Un jour je demanderai à mes parents la raison et l'occasion pour laquelle on m'avait offert alors que je commençais tout juste à lire, ce livre sur les secret de l'univers. Un beau livre à la couverture de carton épais, gris, avec une photographie de Saturne et ses anneaux. Toujours est-il que ce jour-là est née une véritable fascination pour les choses célestes et, avec elle, tout le questionnement existentiel qui peut l'accompagner : d'où venons-nous, où allons-nous ? Sommes-nous seuls dans l'univers ? Je parcourais avec une soif de connaissance sans limite ces pages de papier glacé où il était question d'étoiles en formation, de supernovae, de galaxies aux couleurs incroyables, d'amas gazeux, de trous noirs insondables et de tout un tas d'autre choses qui, à vrai dire, me dépassaient un peu du haut de mes petites années.
Un peu plus tard, pour alimenter cette curiosité totale de tout qui me caractérisait déjà alors, je me vis offrir, probablement à l'occasion d'un Noël, un très beau livre rouge sobrement intitulé "L'Univers", écrit par Laurent Broomhead, qui était à l'époque un vulgarisateur scientifique extraordinaire, du moins dans mes souvenirs.
Ce gros livre rouge, j'ai du le lire et le relire un bon millier de fois et pendant des années. Il n'y était plus seulement question de corps célestes, des planètes, de leurs caractéristiques, de quasars et autres pulsars, mais aussi de notions telles que le temps, la vitesse et l'espace, d'espace-temps, de dimensions, de la forme de l'univers et de bien d'autres choses encore qui furent, et demeurent encore aujourd'hui, des champs d'intérêts dont je ne suis toujours pas lassé.

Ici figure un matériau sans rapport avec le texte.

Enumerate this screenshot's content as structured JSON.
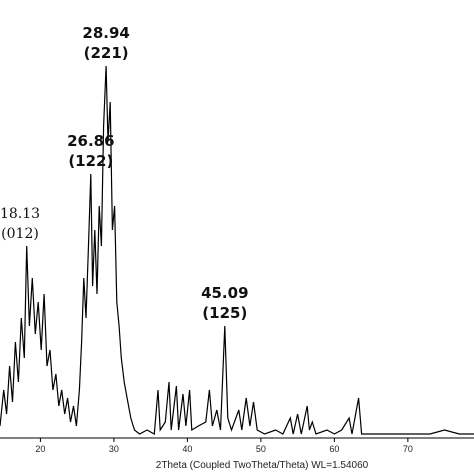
{
  "chart_data": {
    "type": "line",
    "title": "",
    "xlabel": "2Theta (Coupled TwoTheta/Theta) WL=1.54060",
    "ylabel": "",
    "xlim": [
      14.5,
      79
    ],
    "ylim": [
      0,
      100
    ],
    "grid": false,
    "legend": "none",
    "line_color": "#000000",
    "x_ticks": [
      20,
      30,
      40,
      50,
      60,
      70
    ],
    "x_tick_labels": [
      "20",
      "30",
      "40",
      "50",
      "60",
      "70"
    ],
    "peaks": [
      {
        "x": 18.13,
        "y": 48,
        "label": "18.13",
        "hkl": "(012)"
      },
      {
        "x": 26.86,
        "y": 66,
        "label": "26.86",
        "hkl": "(122)"
      },
      {
        "x": 28.94,
        "y": 93,
        "label": "28.94",
        "hkl": "(221)"
      },
      {
        "x": 45.09,
        "y": 28,
        "label": "45.09",
        "hkl": "(125)"
      }
    ],
    "points": [
      [
        14.5,
        3
      ],
      [
        15.0,
        12
      ],
      [
        15.4,
        6
      ],
      [
        15.8,
        18
      ],
      [
        16.2,
        9
      ],
      [
        16.6,
        24
      ],
      [
        17.0,
        14
      ],
      [
        17.4,
        30
      ],
      [
        17.8,
        20
      ],
      [
        18.13,
        48
      ],
      [
        18.5,
        28
      ],
      [
        18.9,
        40
      ],
      [
        19.3,
        26
      ],
      [
        19.7,
        34
      ],
      [
        20.1,
        22
      ],
      [
        20.5,
        36
      ],
      [
        20.9,
        18
      ],
      [
        21.3,
        22
      ],
      [
        21.7,
        12
      ],
      [
        22.1,
        16
      ],
      [
        22.5,
        8
      ],
      [
        22.9,
        12
      ],
      [
        23.3,
        6
      ],
      [
        23.7,
        10
      ],
      [
        24.1,
        4
      ],
      [
        24.5,
        8
      ],
      [
        24.9,
        3
      ],
      [
        25.3,
        12
      ],
      [
        25.6,
        24
      ],
      [
        25.9,
        40
      ],
      [
        26.2,
        30
      ],
      [
        26.5,
        46
      ],
      [
        26.86,
        66
      ],
      [
        27.1,
        38
      ],
      [
        27.4,
        52
      ],
      [
        27.7,
        36
      ],
      [
        28.0,
        58
      ],
      [
        28.3,
        48
      ],
      [
        28.6,
        78
      ],
      [
        28.94,
        93
      ],
      [
        29.2,
        74
      ],
      [
        29.5,
        84
      ],
      [
        29.8,
        52
      ],
      [
        30.1,
        58
      ],
      [
        30.4,
        34
      ],
      [
        30.7,
        28
      ],
      [
        31.0,
        20
      ],
      [
        31.4,
        14
      ],
      [
        31.8,
        10
      ],
      [
        32.3,
        5
      ],
      [
        32.8,
        2
      ],
      [
        33.5,
        1
      ],
      [
        34.5,
        2
      ],
      [
        35.5,
        1
      ],
      [
        36.0,
        12
      ],
      [
        36.3,
        2
      ],
      [
        37.0,
        4
      ],
      [
        37.5,
        14
      ],
      [
        37.8,
        2
      ],
      [
        38.5,
        13
      ],
      [
        38.8,
        2
      ],
      [
        39.4,
        11
      ],
      [
        39.8,
        3
      ],
      [
        40.3,
        12
      ],
      [
        40.6,
        2
      ],
      [
        41.5,
        3
      ],
      [
        42.5,
        4
      ],
      [
        43.0,
        12
      ],
      [
        43.4,
        3
      ],
      [
        44.0,
        7
      ],
      [
        44.5,
        2
      ],
      [
        45.09,
        28
      ],
      [
        45.5,
        5
      ],
      [
        46.0,
        2
      ],
      [
        47.0,
        7
      ],
      [
        47.4,
        2
      ],
      [
        48.0,
        10
      ],
      [
        48.5,
        3
      ],
      [
        49.0,
        9
      ],
      [
        49.5,
        2
      ],
      [
        50.5,
        1
      ],
      [
        52.0,
        2
      ],
      [
        53.0,
        1
      ],
      [
        54.0,
        5
      ],
      [
        54.4,
        1
      ],
      [
        55.0,
        6
      ],
      [
        55.5,
        1
      ],
      [
        56.3,
        8
      ],
      [
        56.6,
        2
      ],
      [
        57.0,
        4
      ],
      [
        57.5,
        1
      ],
      [
        59.0,
        2
      ],
      [
        60.0,
        1
      ],
      [
        61.0,
        2
      ],
      [
        62.0,
        5
      ],
      [
        62.4,
        1
      ],
      [
        63.3,
        10
      ],
      [
        63.7,
        1
      ],
      [
        65.0,
        1
      ],
      [
        67.0,
        1
      ],
      [
        69.0,
        1
      ],
      [
        71.0,
        1
      ],
      [
        73.0,
        1
      ],
      [
        75.0,
        2
      ],
      [
        77.0,
        1
      ],
      [
        79.0,
        1
      ]
    ]
  }
}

C'est à la même époque que, naturellement, j'ai commencé à lever mon nez vers les étoiles et à observer les cieux nocturnes. Par chez-nous, la campagne étant alors encore un havre de paix et les nuits parfaitement noires chose commune, cela ne suscitait guère de difficulté. Il suffisait de se mettre sur la terrasse une fois le soleil couché et d'ouvrir les yeux pour que le spectacle ne commence. Au bout d'un certain temps, j'avais acquis une petite connaissance qui me permettait de nommer un joli nombre de constellations : la Grande ourse, la Petite ourse, Cassiopée, Orion, le Cygne, Vénus...
Je me souviens aussi de cette sensation absolument fantastique lorsque, un soir, je me rendis compte que l'on pouvait parfaitement observer à l’œil nu cette chose si extraordinaire qui n'est autre que la Voie Lactée, notre propre galaxie, dont la traînée blanche si caractéristique macule le ciel. Si lointaine et pourtant si proche... Ma fascination était sans limite.
Une chose qui me sidérait alors, et qui d'une certaine manière me sidère encore, c'est de concevoir que ce que je voyais dans le ciel n'était pas tant les étoiles en elles-mêmes, mais la lumière qu'elles avaient envoyée à travers des milliards et des milliards de kilomètres de distance, plusieurs milliards d'années auparavant, et que ce que je voyais n'était qu'une image de quelque chose qui peut-être n'existait plus, et que la lumière de cet instant ultime ne m'arrivera jamais, faute pour moi d'être là le moment venu...
S'il est un de mes rêves d'enfants qui n'a jamais été réalisé, c'est bien celui de posséder une longue-vue ou un petit télescope pour regarder tout cela de plus près, de pouvoir notamment scruter la face de la lune ou de mieux voir la forme de ce gros point brillant bas dans le ciel et que je savais être Jupiter. Adolescent je me souviens avoir franchi le seuil d'un magasin spécialisé pour me renseigner sur les prix et modèles de ces appareils qui s'étaient depuis fortement modernisés.
Cette passion ne m'a jamais quitté. Passion est certes un peu excessif mais je reste, en tout état de cause, captivé par toutes ces questions-là, pour certaines aux confins de la science, et qui me procurent ce vertige si spécial, lorsque j'y pense, de toutes ces choses pour lesquelles nous n'avons qu'une compréhension minime et qui sont pourtant bel et bien là, sous nos yeux et dont nous sommes partie intégrante.
Aujourd'hui je n'ai toujours pas de télescope et je n'ai toujours pas observé Jupiter à travers une longue-vue. Mais c'est le même frisson de grandiose qui me parcourt tout entier des pieds jusqu'à la tête lorsque, au bénéfice d'une belle nuit au ciel clair comme celle encore de samedi dernier, je me promène le nez au vent, les yeux plongés dans les étoiles.